Spencer Platt/Getty Images

by Nanette Fondas

Nanette Fondas, co-author of The Custom-Fit Workplace, writes about business, economics, and family. Her work has been published in The Atlantic, Harvard Business Review, Psychology Today, Slate, Ms., Quartz, as well as academic journals.

Work-life balance is having a moment, but for the wrong reasons. Although scholars have been researching work-life-fit for over 50 years, the 2008 recession changed the nature of the beast: Lacking job security, workers became afraid to take advantage of company flexible working options, instead seeking to show hardcore commitment to hang on to a job.

This strategy has had devastating effects. A recent study found that 70 percent of workers suffer from work-family tension, which manifests itself in sleep-deprivation, marital conflict, parent-child tension, alcohol and tobacco use, and other problems.
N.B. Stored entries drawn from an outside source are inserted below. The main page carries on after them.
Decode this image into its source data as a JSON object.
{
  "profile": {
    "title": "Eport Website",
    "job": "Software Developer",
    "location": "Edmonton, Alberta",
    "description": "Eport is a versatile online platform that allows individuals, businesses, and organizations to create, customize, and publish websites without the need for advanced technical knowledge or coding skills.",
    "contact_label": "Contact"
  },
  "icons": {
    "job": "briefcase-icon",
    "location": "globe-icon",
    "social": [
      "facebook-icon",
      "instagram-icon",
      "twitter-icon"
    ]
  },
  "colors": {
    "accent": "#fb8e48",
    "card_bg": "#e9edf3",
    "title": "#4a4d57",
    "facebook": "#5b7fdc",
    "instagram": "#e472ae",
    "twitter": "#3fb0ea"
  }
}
Things have improved since 2008, sure. But now, the trick is to harness the energy of this moment into a cultural shift — a movement that sparks lasting change.

So, where do we go from here? To the data! Yeah, yeah, it’s 2014, the data. Got it. But, from the data, the big question is whether we can solve the problem with one good policy, or some fear in the marketplace, a combination of both that changes the ecosystem of the workplace.

The first step to making any change, of course, is acknowledging the problem. Denial can be destructive. Let’s take, for example, the work of Robin Ely of Harvard Business School. She studied a professional service firm to find out why 90 percent of the employees at the top level were men. Most of her 107 interviewees attributed it to women’s family responsibilities, claiming that greater work-family conflict caused them to slow down or quit. But when data showed similar dropout rates for men and women, the true culprit appeared: overwork. But instead of addressing the organization’s culture of overwork-prompted by over-selling and over-promising deliverables--the firm chose to depict it within a “work-family narrative” that shifted the blame away from company culture. Naming the true problem would require altering some things, including some supervisor, management, and promotion practices-which need not be as daunting as it sounds.

So, where do we find solutions? In a “best of the best” workplaces study, awarded the 2014 Kanter Award (an honor bestowed to the work-family field’s most influential research), researchers found that when European governments enacted public childcare and paid leave statutes, they often inspired companies to change their policies and implement additional flexible work arrangements, above and beyond what the law required. Using data from 19,000 organizations in 19 countries (the survey didn’t include the U.S.), the authors found that the presence of a federal context of family-friendliness mattered: their statistical analysis showed that 15 percent of the variability in companies’ adoption of flexible work arrangements was explained by institutional pressures such as state support.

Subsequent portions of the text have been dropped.